Friday, August 13, 2010

Cross divides Poles on role of religion in public life

A cross erected in front of the presidential palace in the Warsaw for the late president Lech Kaczynski has sparked sharp debate in deeply Catholic Poland over the role of religion in the public life.

A recent attempt to move it has provoked high-pitched protests by both the supporters, who want it to stay put, and opponents, who believe the religious symbol should not stand in front of an equally symbolic secular state institution.

In a first in devoutly Catholic Poland, several thousand people rallied in Warsaw this week protesting against the religious symbol standing in a public space.

The mostly young demonstrators gathered around midnight Monday for the rally, organised on the Facebook social networking site where the "Akcja Krzyz" (Cross Action) group has drawn over 43,000 members.

"Its a new phenomenon.

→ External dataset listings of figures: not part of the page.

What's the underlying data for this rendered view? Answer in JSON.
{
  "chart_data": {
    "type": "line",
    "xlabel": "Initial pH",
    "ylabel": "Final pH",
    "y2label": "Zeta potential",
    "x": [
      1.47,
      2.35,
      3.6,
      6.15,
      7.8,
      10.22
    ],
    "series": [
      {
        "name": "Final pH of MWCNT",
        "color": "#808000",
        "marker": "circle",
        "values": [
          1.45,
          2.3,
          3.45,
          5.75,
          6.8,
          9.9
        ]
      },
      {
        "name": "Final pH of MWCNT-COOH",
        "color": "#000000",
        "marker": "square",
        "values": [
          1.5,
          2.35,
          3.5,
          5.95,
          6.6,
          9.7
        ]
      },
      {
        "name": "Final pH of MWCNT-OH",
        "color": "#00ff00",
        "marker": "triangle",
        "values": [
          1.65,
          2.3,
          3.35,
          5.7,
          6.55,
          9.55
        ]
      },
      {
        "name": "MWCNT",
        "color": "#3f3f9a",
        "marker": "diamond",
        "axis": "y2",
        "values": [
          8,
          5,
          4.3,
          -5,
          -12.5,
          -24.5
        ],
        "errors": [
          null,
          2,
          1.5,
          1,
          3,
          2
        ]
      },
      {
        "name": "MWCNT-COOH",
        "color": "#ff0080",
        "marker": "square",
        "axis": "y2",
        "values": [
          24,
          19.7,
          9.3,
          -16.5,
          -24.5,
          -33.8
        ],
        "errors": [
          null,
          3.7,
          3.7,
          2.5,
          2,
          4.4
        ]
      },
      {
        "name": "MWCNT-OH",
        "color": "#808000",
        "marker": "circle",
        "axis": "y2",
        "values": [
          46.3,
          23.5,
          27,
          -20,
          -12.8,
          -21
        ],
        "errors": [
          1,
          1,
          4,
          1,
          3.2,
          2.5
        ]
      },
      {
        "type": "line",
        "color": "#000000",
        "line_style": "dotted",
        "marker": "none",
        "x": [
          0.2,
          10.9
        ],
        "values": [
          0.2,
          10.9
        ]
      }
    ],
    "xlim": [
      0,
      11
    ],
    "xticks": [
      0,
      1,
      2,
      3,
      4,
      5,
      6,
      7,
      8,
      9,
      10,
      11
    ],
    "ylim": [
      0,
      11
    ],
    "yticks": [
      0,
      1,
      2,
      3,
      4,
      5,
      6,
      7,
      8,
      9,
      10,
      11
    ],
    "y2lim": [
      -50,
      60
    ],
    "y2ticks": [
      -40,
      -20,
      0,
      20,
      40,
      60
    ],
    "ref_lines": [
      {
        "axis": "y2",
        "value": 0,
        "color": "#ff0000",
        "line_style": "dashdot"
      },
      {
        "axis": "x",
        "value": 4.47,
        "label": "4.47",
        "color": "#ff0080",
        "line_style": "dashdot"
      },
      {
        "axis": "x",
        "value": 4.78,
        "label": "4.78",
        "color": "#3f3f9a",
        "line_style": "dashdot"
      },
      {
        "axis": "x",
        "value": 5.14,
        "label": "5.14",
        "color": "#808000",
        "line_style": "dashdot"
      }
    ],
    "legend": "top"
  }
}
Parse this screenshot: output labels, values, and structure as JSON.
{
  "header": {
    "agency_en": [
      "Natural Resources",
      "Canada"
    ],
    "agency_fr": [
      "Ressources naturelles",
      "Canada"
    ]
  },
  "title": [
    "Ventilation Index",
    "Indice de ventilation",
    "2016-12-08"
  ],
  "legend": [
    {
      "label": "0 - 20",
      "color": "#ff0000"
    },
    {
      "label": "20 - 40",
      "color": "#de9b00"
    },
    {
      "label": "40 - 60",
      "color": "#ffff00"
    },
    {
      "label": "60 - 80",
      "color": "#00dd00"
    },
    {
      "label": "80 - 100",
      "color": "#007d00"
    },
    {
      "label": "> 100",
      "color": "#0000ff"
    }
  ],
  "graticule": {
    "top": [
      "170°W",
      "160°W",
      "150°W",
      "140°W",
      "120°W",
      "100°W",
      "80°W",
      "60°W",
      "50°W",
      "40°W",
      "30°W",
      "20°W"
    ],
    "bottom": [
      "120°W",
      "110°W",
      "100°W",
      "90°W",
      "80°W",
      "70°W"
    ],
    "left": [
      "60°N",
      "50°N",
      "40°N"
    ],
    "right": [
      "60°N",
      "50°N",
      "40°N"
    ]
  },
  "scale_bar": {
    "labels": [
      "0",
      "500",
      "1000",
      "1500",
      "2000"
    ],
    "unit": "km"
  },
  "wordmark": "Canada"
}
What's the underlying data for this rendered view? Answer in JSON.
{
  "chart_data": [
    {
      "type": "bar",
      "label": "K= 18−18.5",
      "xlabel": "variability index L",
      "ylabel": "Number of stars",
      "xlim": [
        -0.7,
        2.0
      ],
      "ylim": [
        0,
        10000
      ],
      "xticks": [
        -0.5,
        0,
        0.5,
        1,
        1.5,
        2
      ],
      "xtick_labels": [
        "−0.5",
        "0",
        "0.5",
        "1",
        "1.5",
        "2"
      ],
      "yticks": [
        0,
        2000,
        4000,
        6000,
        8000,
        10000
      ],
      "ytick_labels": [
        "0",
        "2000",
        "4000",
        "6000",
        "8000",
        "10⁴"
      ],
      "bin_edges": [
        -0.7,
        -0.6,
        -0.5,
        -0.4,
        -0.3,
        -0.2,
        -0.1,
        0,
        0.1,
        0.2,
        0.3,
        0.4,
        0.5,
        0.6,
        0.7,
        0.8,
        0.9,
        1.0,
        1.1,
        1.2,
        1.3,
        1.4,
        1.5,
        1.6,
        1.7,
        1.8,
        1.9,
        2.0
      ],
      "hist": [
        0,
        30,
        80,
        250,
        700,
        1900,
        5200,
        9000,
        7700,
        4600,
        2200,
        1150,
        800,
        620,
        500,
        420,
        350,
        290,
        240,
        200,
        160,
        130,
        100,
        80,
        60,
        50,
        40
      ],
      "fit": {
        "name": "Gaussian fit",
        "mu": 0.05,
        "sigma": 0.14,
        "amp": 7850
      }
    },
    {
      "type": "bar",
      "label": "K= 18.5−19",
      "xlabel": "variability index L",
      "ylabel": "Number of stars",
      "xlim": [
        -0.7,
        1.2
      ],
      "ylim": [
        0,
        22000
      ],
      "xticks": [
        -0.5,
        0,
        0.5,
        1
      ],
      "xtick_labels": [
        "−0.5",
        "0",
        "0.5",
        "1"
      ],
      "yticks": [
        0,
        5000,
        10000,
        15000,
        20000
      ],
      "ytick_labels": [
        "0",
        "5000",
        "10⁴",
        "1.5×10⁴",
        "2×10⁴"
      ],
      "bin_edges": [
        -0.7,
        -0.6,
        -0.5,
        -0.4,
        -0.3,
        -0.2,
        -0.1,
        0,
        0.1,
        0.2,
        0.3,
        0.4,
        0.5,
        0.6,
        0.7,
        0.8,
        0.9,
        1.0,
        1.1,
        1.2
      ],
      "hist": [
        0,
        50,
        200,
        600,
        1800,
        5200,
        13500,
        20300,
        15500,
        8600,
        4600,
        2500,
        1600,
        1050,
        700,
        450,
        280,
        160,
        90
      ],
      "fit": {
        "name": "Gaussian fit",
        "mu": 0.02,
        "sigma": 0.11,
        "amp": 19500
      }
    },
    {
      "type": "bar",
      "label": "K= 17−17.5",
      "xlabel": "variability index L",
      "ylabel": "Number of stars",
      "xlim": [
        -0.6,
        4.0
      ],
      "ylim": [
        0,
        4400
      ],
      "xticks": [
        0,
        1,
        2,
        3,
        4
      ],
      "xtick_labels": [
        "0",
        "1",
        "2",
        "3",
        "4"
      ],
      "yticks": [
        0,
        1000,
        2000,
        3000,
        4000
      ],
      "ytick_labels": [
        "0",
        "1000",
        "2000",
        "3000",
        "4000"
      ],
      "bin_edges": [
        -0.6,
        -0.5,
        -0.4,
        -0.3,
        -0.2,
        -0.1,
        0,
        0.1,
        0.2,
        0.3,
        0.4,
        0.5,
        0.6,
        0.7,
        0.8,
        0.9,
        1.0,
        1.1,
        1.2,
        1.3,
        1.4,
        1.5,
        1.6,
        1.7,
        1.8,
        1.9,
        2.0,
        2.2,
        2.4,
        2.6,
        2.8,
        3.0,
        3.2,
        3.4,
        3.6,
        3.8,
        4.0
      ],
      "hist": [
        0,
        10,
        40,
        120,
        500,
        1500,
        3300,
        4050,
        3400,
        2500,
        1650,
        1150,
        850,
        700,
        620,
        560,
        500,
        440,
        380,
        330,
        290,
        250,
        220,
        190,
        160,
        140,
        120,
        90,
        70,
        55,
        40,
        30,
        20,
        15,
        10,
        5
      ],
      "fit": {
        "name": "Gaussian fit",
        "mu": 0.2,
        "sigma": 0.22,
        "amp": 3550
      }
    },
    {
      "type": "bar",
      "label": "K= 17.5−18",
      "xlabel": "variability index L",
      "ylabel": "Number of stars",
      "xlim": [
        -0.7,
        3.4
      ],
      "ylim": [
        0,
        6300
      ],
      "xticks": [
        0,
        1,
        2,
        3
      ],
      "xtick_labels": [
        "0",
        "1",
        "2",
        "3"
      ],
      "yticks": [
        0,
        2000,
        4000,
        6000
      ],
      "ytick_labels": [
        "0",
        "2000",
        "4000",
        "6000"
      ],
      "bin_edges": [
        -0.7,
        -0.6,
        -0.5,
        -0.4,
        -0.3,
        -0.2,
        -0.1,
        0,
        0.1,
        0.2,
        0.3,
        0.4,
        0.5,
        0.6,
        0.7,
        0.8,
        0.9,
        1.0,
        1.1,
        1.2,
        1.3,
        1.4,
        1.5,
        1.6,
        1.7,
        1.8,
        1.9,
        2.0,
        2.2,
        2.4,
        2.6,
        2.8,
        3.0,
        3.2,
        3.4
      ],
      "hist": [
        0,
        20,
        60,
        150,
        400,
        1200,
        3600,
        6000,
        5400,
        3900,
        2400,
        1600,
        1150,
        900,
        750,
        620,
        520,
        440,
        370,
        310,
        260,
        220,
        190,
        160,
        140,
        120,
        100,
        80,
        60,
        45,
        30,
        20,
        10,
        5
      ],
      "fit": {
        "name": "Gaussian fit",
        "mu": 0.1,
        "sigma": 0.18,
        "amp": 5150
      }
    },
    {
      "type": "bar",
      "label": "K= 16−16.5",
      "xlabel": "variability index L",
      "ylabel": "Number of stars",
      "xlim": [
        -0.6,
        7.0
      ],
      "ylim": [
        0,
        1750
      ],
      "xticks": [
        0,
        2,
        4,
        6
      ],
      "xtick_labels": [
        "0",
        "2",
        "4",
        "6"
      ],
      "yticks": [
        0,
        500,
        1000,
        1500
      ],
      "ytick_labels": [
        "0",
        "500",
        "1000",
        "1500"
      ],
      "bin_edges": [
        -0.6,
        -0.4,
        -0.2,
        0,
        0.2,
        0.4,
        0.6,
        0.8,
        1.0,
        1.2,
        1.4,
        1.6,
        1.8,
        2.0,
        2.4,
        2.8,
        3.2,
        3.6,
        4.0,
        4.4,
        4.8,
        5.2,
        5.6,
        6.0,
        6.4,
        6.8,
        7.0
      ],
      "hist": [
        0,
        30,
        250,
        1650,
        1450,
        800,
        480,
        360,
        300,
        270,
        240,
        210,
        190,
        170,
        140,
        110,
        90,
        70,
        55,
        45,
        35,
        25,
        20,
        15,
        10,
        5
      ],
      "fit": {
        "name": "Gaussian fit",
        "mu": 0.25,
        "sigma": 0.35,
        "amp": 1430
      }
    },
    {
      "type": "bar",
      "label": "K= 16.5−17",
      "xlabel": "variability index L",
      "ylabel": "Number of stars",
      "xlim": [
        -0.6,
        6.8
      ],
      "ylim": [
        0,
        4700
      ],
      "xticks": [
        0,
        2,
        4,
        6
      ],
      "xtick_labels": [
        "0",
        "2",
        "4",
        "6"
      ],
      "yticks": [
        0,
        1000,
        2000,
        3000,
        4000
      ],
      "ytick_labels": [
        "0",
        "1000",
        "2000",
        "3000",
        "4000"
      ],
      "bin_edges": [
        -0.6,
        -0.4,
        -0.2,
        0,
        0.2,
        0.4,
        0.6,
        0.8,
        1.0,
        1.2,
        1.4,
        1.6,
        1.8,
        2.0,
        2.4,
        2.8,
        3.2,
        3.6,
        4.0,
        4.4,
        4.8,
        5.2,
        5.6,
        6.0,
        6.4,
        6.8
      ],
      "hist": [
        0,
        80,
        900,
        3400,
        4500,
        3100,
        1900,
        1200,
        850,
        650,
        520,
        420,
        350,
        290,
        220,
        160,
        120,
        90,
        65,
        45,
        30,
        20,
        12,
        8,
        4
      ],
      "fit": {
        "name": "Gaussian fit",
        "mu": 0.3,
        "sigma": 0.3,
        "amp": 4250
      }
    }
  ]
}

These young people are protesting against the church as an institution, not against religion per se," Polish sociologist Edmund Wnuk-Lipinski told AFP.

A day later, a thousand people rallied in Warsaw demanding the cross stay put in front of the presidential palace in honour of the victims of the April 10 crash of a Polish presidential jet in Russia that killed all 96 people on the board including Kaczynski, Poland's top military brass and the central bank governor among other Polish dignitaries.

According to an opinion poll issued this week by the independent SMG/KRC pollsters, 71 percent of Poles want the cross moved to a nearby church as agreed two weeks ago by the presidential palace, the archbishop of Warsaw and scouts groups.

Ironically, Poland's Catholic Church itself has called for the cross to be moved to a nearby church.

"To all those who pray at the cross, we must say that despite their good intentions they are being exploited for political purposes. We urge everyone to make the transfer of the cross possible," press secretary for the Polish Episcopate, Bishop Stanislaw Budzik, told reporters in Warsaw Thursday.